How does online social capital affect the online resilience of individual investors?

Researchers from FRS found that online social capital established during a stock market crash improves online investor resilience.

by Xiong Yap
Image: Joshua Mayo on Unsplash
Image: Joshua Mayo on Unsplash

Social media platforms are becoming popular destinations for individual investors to make friends and seek investment advice from complete strangers. Meanwhile, financial markets have become increasingly volatile due to climate change and technological disruptions. Any financial shocks could potentially be damaging to vulnerable individual investors because of their low financial savviness and personal wealth.

In their working paper, Prof. Ke and his coauthors use proprietary data from one social investing platform to examine how networks or relationships that individual investors develop on social media (referred to as online social capital) affects their resilience on social media investment platforms (referred to as online investor resilience).

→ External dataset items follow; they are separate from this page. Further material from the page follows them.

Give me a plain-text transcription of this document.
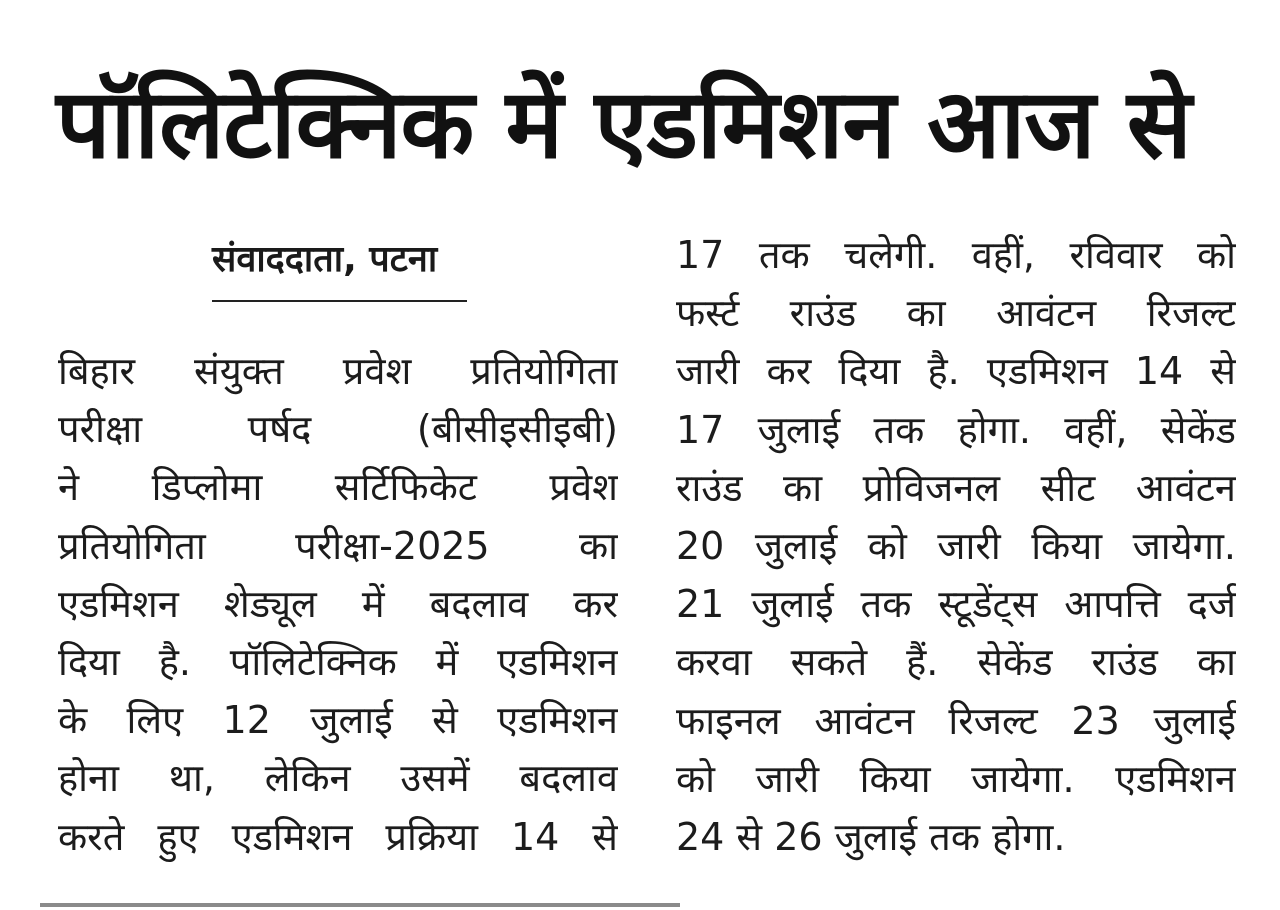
पॉलिटेक्निक में एडमिशन आज से
संवाददाता, पटना
बिहार संयुक्त प्रवेश प्रतियोगिता
परीक्षा पर्षद (बीसीइसीइबी)
ने डिप्लोमा सर्टिफिकेट प्रवेश
प्रतियोगिता परीक्षा-2025 का
एडमिशन शेड्यूल में बदलाव कर
दिया है. पॉलिटेक्निक में एडमिशन
के लिए 12 जुलाई से एडमिशन
होना था, लेकिन उसमें बदलाव
करते हुए एडमिशन प्रक्रिया 14 से
17 तक चलेगी. वहीं, रविवार को
फर्स्ट राउंड का आवंटन रिजल्ट
जारी कर दिया है. एडमिशन 14 से
17 जुलाई तक होगा. वहीं, सेकेंड
राउंड का प्रोविजनल सीट आवंटन
20 जुलाई को जारी किया जायेगा.
21 जुलाई तक स्टूडेंट्स आपत्ति दर्ज
करवा सकते हैं. सेकेंड राउंड का
फाइनल आवंटन रिजल्ट 23 जुलाई
को जारी किया जायेगा. एडमिशन
24 से 26 जुलाई तक होगा.
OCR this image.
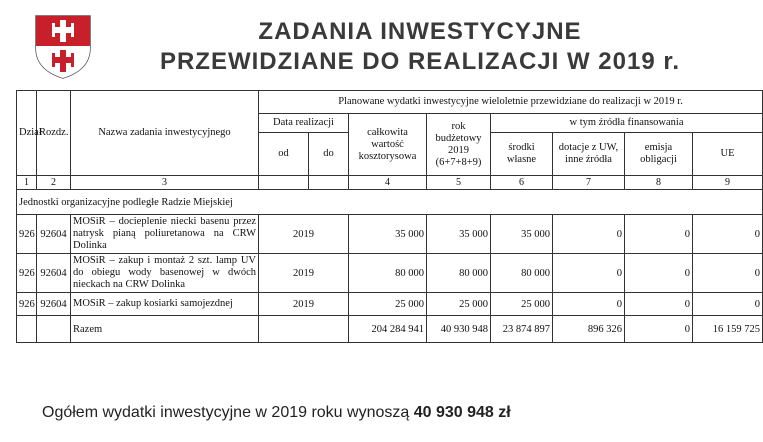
ZADANIA INWESTYCYJNE
PRZEWIDZIANE DO REALIZACJI W 2019 r.
Dział	Rozdz.	Nazwa zadania inwestycyjnego	Planowane wydatki inwestycyjne wieloletnie przewidziane do realizacji w 2019 r.							
			Data realizacji		całkowita wartość kosztorysowa	rok budżetowy 2019 (6+7+8+9)	w tym źródła finansowania			
			od	do			środki własne	dotacje z UW, inne źródła	emisja obligacji	UE
1	2	3			4	5	6	7	8	9
Jednostki organizacyjne podległe Radzie Miejskiej										
926	92604	MOSiR – docieplenie niecki basenu przez natrysk pianą poliuretanowa na CRW Dolinka	2019		35 000	35 000	35 000	0	0	0
926	92604	MOSiR – zakup i montaż 2 szt. lamp UV do obiegu wody basenowej w dwóch nieckach na CRW Dolinka	2019		80 000	80 000	80 000	0	0	0
926	92604	MOSiR – zakup kosiarki samojezdnej	2019		25 000	25 000	25 000	0	0	0
		Razem			204 284 941	40 930 948	23 874 897	896 326	0	16 159 725
Ogółem wydatki inwestycyjne w 2019 roku wynoszą 40 930 948 zł
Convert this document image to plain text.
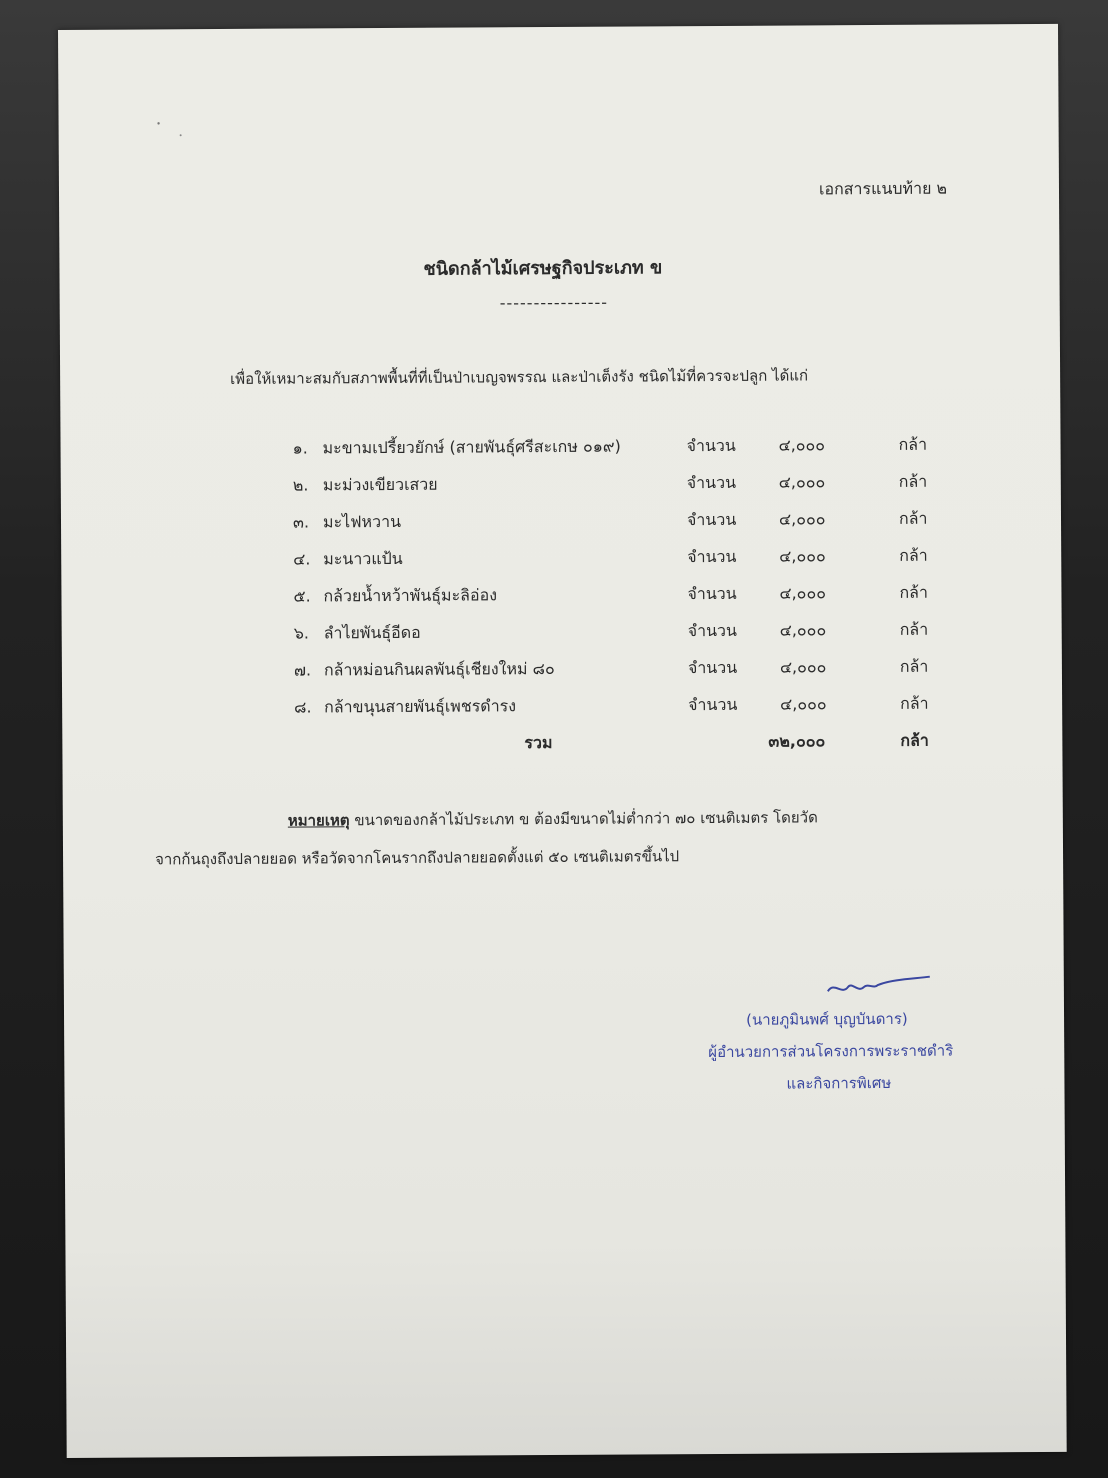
เอกสารแนบท้าย ๒
ชนิดกล้าไม้เศรษฐกิจประเภท ข
----------------
เพื่อให้เหมาะสมกับสภาพพื้นที่ที่เป็นป่าเบญจพรรณ และป่าเต็งรัง ชนิดไม้ที่ควรจะปลูก ได้แก่
๑. มะขามเปรี้ยวยักษ์ (สายพันธุ์ศรีสะเกษ ๐๑๙)	จำนวน	๔,๐๐๐	กล้า
๒. มะม่วงเขียวเสวย	จำนวน	๔,๐๐๐	กล้า
๓. มะไฟหวาน	จำนวน	๔,๐๐๐	กล้า
๔. มะนาวแป้น	จำนวน	๔,๐๐๐	กล้า
๕. กล้วยน้ำหว้าพันธุ์มะลิอ่อง	จำนวน	๔,๐๐๐	กล้า
๖. ลำไยพันธุ์อีดอ	จำนวน	๔,๐๐๐	กล้า
๗. กล้าหม่อนกินผลพันธุ์เชียงใหม่ ๘๐	จำนวน	๔,๐๐๐	กล้า
๘. กล้าขนุนสายพันธุ์เพชรดำรง	จำนวน	๔,๐๐๐	กล้า
รวม	๓๒,๐๐๐	กล้า
หมายเหตุ ขนาดของกล้าไม้ประเภท ข ต้องมีขนาดไม่ต่ำกว่า ๗๐ เซนติเมตร โดยวัด
จากก้นถุงถึงปลายยอด หรือวัดจากโคนรากถึงปลายยอดตั้งแต่ ๕๐ เซนติเมตรขึ้นไป
(นายภูมินพศ์ บุญบันดาร)
ผู้อำนวยการส่วนโครงการพระราชดำริ
และกิจการพิเศษ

While the benefits and costs of offline social capital have been well documented, the role of online social capital is not well understood. In addition, the extent of online investor resilience has not been examined in existing literature.

Compared with offline social capital, we find that online social capital is more fragile. We find no evidence that online social capital gained before a stock market crash improves online investor resilience during the crash. However, online social capital established during the crash period improves online investor resilience.

Online investor resilience also affects investor wellbeing. Those with higher online investor resilience are happier and more likely to pay for investment advice on social media. The findings of this study should be of interest to regulators and social media platforms who wish to foster online investor resilience.